Naypyitaw, Burma, Aug 3, 2018 / 14:49 pm
The Rohingya, a long-suffering Muslim minority in Burma, are allegedly peacefully returning to their country from Bangladesh, where thousands fled last year after a surge of violence against them last year that the United Nations said might qualify as genocide.
At least, that is the story that the Burmese government would like the world to believe.
But a recent government-sponsored trip to Burma by New York Times journalist Hannah Beech and photographer Adam Dean revealed numerous holes in the official narrative of the Burmese government.
Burma is also known as Myanmar, a name which the U.S. government and many democracy activists oppose, because they say it was illegally imposed on the country by its military dictatorship.

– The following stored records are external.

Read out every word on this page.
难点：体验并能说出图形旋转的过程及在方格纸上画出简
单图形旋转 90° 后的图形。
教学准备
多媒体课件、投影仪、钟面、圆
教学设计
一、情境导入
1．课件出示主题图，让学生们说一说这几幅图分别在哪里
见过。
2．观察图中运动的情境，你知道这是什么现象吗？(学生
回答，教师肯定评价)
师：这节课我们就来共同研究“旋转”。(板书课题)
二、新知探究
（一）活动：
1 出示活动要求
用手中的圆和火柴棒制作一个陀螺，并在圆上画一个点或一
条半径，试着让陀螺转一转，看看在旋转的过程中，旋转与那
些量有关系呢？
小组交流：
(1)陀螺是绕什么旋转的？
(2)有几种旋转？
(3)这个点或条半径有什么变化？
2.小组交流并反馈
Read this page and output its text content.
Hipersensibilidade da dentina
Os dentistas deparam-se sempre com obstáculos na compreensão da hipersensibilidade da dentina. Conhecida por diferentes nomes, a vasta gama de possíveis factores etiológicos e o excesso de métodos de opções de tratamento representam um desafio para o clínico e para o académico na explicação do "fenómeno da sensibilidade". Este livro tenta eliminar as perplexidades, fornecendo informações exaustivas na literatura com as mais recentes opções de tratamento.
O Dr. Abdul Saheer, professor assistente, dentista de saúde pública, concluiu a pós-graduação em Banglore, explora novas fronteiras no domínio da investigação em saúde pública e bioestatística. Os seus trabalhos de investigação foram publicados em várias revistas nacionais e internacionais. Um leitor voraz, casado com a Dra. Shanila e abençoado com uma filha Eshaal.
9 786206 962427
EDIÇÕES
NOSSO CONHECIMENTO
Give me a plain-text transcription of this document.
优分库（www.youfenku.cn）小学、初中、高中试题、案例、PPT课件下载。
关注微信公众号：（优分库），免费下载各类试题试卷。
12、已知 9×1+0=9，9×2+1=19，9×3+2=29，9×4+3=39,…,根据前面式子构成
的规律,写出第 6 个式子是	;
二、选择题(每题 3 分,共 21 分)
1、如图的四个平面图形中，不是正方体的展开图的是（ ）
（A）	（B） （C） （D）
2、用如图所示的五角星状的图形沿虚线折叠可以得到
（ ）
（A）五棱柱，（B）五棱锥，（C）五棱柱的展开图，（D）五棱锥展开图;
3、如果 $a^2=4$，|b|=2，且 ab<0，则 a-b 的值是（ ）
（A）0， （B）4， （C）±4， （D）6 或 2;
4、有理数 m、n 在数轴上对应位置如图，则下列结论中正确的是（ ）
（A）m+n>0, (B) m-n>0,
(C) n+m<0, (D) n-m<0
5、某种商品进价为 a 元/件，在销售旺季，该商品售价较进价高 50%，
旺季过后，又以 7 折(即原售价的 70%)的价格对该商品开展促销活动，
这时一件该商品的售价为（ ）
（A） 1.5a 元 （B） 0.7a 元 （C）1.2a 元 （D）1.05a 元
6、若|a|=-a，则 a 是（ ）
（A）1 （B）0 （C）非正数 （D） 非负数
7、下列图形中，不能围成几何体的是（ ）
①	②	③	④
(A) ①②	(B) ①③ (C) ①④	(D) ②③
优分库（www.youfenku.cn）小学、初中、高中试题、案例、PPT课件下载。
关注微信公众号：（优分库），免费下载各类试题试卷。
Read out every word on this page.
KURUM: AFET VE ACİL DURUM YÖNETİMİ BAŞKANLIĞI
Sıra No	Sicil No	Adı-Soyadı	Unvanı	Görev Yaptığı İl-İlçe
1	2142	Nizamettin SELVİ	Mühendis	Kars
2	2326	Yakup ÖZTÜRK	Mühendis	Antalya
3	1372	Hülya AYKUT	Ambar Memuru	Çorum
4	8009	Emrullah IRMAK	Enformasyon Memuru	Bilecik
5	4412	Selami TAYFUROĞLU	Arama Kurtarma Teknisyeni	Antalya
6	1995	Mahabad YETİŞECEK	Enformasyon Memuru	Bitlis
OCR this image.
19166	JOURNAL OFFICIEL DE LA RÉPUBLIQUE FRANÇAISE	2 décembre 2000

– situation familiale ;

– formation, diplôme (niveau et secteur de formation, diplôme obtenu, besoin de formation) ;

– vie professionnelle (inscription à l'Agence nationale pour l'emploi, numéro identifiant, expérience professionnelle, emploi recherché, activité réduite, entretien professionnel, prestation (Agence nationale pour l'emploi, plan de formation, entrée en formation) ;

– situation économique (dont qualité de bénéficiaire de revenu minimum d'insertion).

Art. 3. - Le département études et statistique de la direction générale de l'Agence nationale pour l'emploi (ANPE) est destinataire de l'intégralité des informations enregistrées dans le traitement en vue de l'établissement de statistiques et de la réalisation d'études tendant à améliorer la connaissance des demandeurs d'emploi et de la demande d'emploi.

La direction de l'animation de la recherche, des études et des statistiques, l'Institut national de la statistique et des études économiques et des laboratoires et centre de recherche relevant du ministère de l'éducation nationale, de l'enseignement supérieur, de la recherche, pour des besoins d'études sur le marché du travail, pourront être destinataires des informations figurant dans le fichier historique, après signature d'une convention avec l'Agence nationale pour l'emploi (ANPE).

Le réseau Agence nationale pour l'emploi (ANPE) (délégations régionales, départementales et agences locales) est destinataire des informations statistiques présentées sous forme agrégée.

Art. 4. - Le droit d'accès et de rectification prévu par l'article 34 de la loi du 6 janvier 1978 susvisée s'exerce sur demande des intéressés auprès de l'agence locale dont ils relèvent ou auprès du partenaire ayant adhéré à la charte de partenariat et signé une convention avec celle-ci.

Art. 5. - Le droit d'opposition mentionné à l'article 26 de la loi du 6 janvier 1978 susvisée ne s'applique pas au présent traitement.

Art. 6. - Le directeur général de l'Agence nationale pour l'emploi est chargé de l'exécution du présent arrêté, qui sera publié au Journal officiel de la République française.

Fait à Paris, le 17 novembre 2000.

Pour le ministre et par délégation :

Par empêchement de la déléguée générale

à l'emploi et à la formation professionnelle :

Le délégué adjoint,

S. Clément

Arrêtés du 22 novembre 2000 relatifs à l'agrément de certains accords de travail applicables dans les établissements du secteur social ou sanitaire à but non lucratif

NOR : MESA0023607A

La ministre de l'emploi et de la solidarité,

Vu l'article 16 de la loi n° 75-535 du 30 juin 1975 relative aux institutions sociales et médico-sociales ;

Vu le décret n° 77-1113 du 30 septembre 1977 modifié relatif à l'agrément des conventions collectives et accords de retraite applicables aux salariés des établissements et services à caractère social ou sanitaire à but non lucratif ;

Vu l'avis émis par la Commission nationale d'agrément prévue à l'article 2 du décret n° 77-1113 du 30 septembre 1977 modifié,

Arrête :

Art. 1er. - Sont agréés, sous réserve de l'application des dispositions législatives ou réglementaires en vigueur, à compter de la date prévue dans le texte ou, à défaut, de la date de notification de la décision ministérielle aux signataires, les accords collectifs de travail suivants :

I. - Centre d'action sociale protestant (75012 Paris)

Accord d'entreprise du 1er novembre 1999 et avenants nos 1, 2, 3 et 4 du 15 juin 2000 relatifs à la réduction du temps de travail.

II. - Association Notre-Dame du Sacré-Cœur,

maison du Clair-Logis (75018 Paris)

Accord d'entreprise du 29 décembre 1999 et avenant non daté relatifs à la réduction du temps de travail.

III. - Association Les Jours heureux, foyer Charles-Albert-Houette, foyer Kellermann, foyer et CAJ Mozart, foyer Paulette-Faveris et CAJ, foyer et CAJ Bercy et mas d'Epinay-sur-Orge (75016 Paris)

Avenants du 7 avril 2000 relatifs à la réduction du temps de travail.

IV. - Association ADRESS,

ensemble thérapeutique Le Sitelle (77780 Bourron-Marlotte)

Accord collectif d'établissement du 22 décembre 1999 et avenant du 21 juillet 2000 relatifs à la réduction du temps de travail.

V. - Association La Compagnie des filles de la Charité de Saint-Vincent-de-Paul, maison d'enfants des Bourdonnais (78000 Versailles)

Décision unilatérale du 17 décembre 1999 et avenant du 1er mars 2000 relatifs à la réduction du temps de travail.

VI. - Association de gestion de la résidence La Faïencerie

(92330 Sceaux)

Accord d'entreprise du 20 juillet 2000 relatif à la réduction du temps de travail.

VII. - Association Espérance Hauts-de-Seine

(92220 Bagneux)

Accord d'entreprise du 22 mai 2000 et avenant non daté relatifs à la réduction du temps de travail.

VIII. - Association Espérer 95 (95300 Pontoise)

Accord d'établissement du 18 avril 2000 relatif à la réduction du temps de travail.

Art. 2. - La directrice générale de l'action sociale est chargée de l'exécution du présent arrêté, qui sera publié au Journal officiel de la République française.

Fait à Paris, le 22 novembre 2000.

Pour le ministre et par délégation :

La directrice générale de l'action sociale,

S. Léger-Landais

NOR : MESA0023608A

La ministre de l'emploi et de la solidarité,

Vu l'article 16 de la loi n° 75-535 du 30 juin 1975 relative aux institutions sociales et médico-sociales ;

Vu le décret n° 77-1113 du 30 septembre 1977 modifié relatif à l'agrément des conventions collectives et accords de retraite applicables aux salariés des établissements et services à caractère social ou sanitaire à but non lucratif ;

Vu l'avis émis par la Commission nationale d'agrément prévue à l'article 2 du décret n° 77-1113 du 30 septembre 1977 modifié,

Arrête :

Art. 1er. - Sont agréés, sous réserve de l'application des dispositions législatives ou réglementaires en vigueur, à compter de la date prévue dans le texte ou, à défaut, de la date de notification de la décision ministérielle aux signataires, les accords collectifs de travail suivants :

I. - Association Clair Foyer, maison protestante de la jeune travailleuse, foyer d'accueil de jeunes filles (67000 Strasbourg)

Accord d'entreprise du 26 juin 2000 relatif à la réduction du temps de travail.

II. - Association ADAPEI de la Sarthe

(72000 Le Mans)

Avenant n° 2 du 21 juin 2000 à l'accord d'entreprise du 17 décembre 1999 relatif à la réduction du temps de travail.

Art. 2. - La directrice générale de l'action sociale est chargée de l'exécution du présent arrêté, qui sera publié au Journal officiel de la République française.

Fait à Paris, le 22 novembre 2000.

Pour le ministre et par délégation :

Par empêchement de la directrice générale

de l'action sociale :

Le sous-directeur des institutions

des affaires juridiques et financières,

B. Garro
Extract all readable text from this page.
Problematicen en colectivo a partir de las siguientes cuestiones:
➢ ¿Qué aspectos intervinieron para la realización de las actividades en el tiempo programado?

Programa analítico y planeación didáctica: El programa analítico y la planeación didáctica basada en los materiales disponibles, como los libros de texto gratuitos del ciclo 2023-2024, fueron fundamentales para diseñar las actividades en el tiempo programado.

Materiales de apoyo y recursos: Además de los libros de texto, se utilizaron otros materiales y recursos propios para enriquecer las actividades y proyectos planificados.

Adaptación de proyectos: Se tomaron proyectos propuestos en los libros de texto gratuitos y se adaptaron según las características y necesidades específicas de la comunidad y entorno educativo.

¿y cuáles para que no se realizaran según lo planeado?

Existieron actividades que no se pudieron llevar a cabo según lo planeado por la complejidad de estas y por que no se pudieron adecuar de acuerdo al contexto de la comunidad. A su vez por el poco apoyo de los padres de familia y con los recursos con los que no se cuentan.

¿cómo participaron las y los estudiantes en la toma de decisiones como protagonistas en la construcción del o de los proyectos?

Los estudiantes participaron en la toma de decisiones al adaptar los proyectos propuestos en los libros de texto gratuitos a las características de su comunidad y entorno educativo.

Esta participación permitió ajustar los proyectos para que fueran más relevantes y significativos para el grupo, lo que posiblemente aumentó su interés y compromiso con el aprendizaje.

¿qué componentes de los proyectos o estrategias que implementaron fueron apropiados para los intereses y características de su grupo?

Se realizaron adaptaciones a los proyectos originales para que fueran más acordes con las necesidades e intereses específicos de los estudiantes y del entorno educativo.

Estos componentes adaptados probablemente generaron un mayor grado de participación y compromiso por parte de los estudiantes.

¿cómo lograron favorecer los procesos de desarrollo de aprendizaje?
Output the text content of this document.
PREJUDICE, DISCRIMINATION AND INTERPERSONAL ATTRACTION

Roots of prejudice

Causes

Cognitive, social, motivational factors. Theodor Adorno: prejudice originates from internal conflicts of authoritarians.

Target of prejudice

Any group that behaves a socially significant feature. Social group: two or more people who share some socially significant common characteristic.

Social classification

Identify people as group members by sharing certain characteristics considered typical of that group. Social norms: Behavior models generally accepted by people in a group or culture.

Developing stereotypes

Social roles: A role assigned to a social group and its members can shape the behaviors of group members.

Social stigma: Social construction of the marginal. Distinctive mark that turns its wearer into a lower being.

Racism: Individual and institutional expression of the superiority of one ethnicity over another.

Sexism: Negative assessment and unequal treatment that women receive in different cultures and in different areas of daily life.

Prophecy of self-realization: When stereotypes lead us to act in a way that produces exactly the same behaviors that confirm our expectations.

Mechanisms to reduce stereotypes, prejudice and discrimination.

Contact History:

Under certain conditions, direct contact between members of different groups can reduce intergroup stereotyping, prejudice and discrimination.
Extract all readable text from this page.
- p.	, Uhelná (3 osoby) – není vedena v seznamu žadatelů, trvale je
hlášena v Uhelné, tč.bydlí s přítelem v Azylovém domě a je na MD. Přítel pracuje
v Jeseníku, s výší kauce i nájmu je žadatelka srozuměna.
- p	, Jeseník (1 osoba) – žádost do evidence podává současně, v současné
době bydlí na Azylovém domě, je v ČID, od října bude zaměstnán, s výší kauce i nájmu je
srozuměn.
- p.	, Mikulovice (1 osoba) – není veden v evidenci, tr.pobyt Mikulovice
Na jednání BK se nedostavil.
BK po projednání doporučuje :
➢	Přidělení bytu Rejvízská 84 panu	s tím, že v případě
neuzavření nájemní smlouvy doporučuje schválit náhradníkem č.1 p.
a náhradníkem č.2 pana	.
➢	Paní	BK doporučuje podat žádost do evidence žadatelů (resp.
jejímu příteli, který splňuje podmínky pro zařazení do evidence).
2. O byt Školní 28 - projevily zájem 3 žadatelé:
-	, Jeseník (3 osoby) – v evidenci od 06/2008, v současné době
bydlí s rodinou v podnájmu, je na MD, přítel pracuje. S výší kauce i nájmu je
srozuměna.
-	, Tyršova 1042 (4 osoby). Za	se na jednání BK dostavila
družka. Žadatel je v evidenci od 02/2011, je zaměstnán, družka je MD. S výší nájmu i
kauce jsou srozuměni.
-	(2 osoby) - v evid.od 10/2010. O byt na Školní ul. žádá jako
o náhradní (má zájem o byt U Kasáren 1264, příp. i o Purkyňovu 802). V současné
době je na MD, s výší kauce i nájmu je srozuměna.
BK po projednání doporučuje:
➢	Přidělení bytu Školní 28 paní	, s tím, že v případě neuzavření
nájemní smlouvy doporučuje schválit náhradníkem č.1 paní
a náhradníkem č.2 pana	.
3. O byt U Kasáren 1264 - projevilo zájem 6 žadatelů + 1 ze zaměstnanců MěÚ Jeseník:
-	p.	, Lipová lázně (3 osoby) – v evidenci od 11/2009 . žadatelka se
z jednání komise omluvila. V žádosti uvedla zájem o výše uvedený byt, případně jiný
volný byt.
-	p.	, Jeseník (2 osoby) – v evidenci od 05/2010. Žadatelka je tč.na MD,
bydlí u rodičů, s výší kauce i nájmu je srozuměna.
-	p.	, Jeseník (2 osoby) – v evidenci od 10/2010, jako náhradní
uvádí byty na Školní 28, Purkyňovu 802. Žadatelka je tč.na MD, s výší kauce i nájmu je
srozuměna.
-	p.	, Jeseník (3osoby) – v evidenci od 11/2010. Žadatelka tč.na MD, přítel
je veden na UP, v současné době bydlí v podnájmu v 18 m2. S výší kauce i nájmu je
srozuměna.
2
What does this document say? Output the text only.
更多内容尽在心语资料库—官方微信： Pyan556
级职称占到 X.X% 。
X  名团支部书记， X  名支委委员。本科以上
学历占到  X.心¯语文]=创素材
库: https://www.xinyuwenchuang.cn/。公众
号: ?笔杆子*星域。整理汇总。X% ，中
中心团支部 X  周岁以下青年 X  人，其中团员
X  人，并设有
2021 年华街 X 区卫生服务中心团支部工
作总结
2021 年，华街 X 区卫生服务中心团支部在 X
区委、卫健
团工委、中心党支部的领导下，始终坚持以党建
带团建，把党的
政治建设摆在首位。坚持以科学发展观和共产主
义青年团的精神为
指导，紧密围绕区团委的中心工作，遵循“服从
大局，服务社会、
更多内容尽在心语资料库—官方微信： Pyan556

While the Burmese government told journalists on the trip that the groups of people they were seeing were Rohingya peacefully returning to Burma after their exodus, hushed conversations with locals revealed that that was not the case.
“The men at one of the country’s three repatriation centers shook their heads when asked if they had peacefully come back to Myanmar from Bangladesh,” Beech wrote.
“They said they had not been repatriated at all. In fact, they said, they had never even left this waterlogged stretch of marsh and mountain in Myanmar, and had been swept up in the government’s broad repression of the Rohingya minority.”
“One day, last year, three of the men said, soldiers had arrested them in their village in northern Rakhine State. Five and a half months later, they were released and charged with illegal immigration,” Beech reported.